You can enable the automatic provisioning mechanism inside your Devices App in the domain settings.
If you enter a security token here, devices can register with this token automatically.
You then have to rollout a devices registration URL with URL parameters on your devices, which shall use this mechanism.
Let's assume the auto provisioning URL (visible in the Devices App) looks like this:
wss://apdnsname.com/domain.com/devices/sysclients?domain=domain.com&token=1j2h3j12h3&category=testcategory
The config cmd provided within an update script then looks like this, as you need to URL encode the whole value:
config change SYSCLIENT /sysadmin wss%3A%2F%2Fapdnsname.com%2Fdomain.com%2Fdevices%2Fsysclients%3Fdomain%3Ddomain.com%26token%3D1j2h3j12h3%26category%3Dtestcategory
The following parameters are available and mandatory. The values of these parameters must be URL encoded before the complete URL is URL encoded for the !config change command:
- domain: the domain name for the device
- token: a security token, which must be manually configured in the Devices App inside the domain settings
- category: the name of a provisioning category inside the given domain (it must be explicitly a provisioning category!)
Example:
Encode the values for token and category first: token: abcdef#XYZ => abcdef%23XYZ category: acme IP Phone => acme%20IP%20Phone Encode the complete provisioning URL: wss://apdnsname.com/domain.com/devices/sysclients?domain=domain.com&token=abcdef%23XYZ&category=acme%20IP%20Phone => wss%3A%2F%2Fapdnsname.com%2Fdomain.com%2Fdevices%2Fsysclients%3Fdomain%3Ddomain.com%26token%3Dabcdef%2523XYZ%26category%3Dacme%2520IP%2520Phone
Double check the Devices App URL after the Update Script is executed on the provisioned device (the URL must not contain any spaces or non urlencoded characters):
wss://apdnsname.com/domain.com/devices/sysclients?domain=domain.com&token=abcdef%23XYZ&category=acme%20IP%20Phone
Do not use a web browser to submit the config line config change SYSCLIENT ...
to the provisioned device, cause it will urldecode the URL prio sending it to the device, resulting in an incorrect configuration.
Administrative passwords
With latest 13r3 firmware and above, devices which are automatically provisioned will never receive the administrative domain password but instead a random password.
If you provision a gateway like this, you can remove it from your domain and manually add it again to receive the administrative domain password if you deploy the administrative password on your domain.
Note that you can't remove and add a device in our cloud manually! Provision the device instead with the install provided on the gateway where you enter a manually created provisioning code.
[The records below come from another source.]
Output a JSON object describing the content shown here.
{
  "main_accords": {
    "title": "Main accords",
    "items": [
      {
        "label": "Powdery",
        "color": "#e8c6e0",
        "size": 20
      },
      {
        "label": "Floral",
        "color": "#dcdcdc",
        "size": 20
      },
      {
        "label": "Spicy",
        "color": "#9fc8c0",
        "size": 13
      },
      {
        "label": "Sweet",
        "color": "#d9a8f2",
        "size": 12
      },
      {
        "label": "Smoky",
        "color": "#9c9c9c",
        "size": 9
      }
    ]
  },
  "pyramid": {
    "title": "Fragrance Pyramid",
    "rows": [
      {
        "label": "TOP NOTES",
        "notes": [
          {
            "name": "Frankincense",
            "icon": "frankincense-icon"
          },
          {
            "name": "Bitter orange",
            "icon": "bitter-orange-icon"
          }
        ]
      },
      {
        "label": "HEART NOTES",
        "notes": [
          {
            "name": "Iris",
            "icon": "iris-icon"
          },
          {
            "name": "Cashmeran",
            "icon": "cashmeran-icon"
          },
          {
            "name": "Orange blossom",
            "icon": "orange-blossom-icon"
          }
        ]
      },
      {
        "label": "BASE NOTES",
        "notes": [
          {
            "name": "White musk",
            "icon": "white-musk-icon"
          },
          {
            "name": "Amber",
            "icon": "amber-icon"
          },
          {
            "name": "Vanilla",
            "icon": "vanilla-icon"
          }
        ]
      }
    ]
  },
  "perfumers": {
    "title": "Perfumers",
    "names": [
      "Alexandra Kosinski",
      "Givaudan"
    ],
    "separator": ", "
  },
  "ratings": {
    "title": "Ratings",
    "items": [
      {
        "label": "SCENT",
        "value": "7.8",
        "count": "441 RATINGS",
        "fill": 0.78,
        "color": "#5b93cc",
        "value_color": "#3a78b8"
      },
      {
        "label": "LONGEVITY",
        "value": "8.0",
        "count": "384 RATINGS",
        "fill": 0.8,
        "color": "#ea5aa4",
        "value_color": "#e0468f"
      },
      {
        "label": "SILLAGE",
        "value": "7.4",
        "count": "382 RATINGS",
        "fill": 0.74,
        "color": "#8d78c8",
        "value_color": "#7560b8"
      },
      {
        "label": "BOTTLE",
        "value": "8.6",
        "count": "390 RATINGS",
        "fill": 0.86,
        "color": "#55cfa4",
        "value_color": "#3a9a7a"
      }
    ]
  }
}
Provisioning V13 devices with V12 Update Server
If you use a V12 update server you have to delete some variables on the device. This is normally done by the V13 provisioning service which is not used in this scenario.
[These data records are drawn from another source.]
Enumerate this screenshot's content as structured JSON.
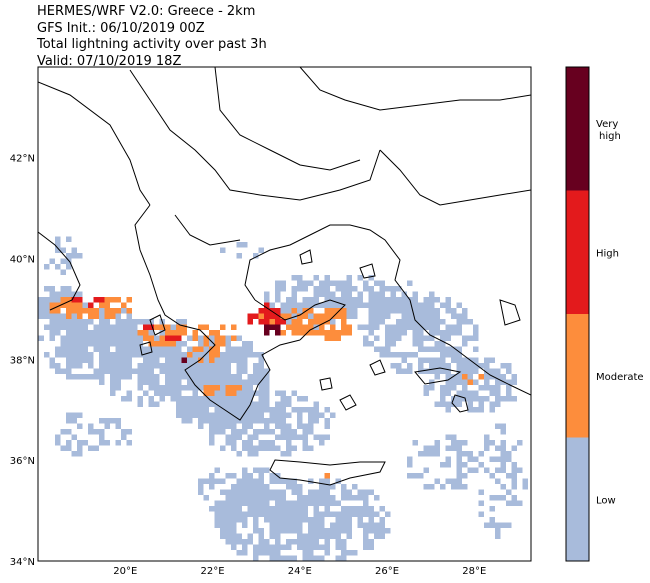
{
  "title_lines": [
    "HERMES/WRF V2.0: Greece - 2km",
    "GFS Init.: 06/10/2019 00Z",
    "Total lightning activity over past 3h",
    "Valid: 07/10/2019 18Z"
  ],
  "map": {
    "lon_range": [
      18.0,
      29.3
    ],
    "lat_range": [
      34.0,
      43.8
    ],
    "lon_ticks": [
      "20°E",
      "22°E",
      "24°E",
      "26°E",
      "28°E"
    ],
    "lat_ticks": [
      "42°N",
      "40°N",
      "38°N",
      "36°N",
      "34°N"
    ]
  },
  "legend": {
    "categories": [
      {
        "label": "Very\nhigh",
        "color": "#67001f"
      },
      {
        "label": "High",
        "color": "#e31a1c"
      },
      {
        "label": "Moderate",
        "color": "#fd8d3c"
      },
      {
        "label": "Low",
        "color": "#a8bbdb"
      }
    ]
  },
  "colors": {
    "low": "#a8bbdb",
    "moderate": "#fd8d3c",
    "high": "#e31a1c",
    "very_high": "#67001f",
    "coast": "#000000"
  }
}
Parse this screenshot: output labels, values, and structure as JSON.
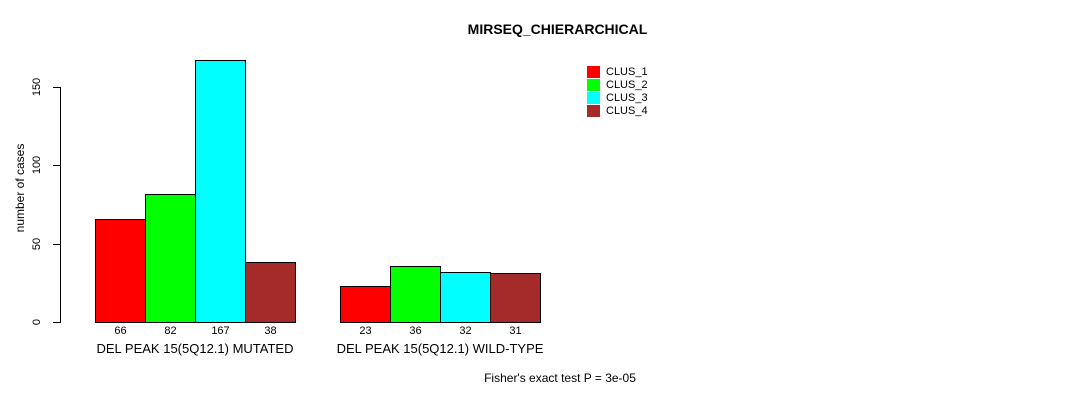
{
  "page": {
    "background_color": "#ffffff"
  },
  "header": {
    "title": "MIRSEQ_CHIERARCHICAL"
  },
  "footer": {
    "note": "Fisher's exact test P = 3e-05"
  },
  "legend": {
    "items": [
      {
        "label": "CLUS_1",
        "color": "#ff0000"
      },
      {
        "label": "CLUS_2",
        "color": "#00ff00"
      },
      {
        "label": "CLUS_3",
        "color": "#00ffff"
      },
      {
        "label": "CLUS_4",
        "color": "#a52a2a"
      }
    ]
  },
  "chart_data": {
    "type": "bar",
    "title": "MIRSEQ_CHIERARCHICAL",
    "xlabel": "",
    "ylabel": "number of cases",
    "categories": [
      "DEL PEAK 15(5Q12.1) MUTATED",
      "DEL PEAK 15(5Q12.1) WILD-TYPE"
    ],
    "series": [
      {
        "name": "CLUS_1",
        "color": "#ff0000",
        "values": [
          66,
          23
        ]
      },
      {
        "name": "CLUS_2",
        "color": "#00ff00",
        "values": [
          82,
          36
        ]
      },
      {
        "name": "CLUS_3",
        "color": "#00ffff",
        "values": [
          167,
          32
        ]
      },
      {
        "name": "CLUS_4",
        "color": "#a52a2a",
        "values": [
          38,
          31
        ]
      }
    ],
    "bar_value_labels_shown": true,
    "yticks": [
      0,
      50,
      100,
      150
    ],
    "ylim": [
      0,
      167
    ],
    "grid": false,
    "bar_border_color": "#000000",
    "legend_position": "top-right",
    "annotation": "Fisher's exact test P = 3e-05"
  }
}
Therefore you need to delete the following variables in your provisioning process.
config rem UP1 /provisioning config rem UP1 /provision vars del UPDATE/PROVISIONING-CODE config write config activate
Related Articles
- Reference13r3:Concept_Offline_Provisioning
- Reference13r3:Services/Provisioning
- Reference13r3:Services/Update
- Howto:V13_Firewall_Settings
- Howto:What_Ports_are_used_for_Signaling_and_Voice_Traffic_in_SIP_and_H.323?
- Howto:Innovaphones_public_services
Known issues
Device provisioning doesn't work
Make sure that your device does not belong to a different domain. If the MAC address is already assigned to a different domain, the provisioning process is cancelled to prevent unauthorized domain moves.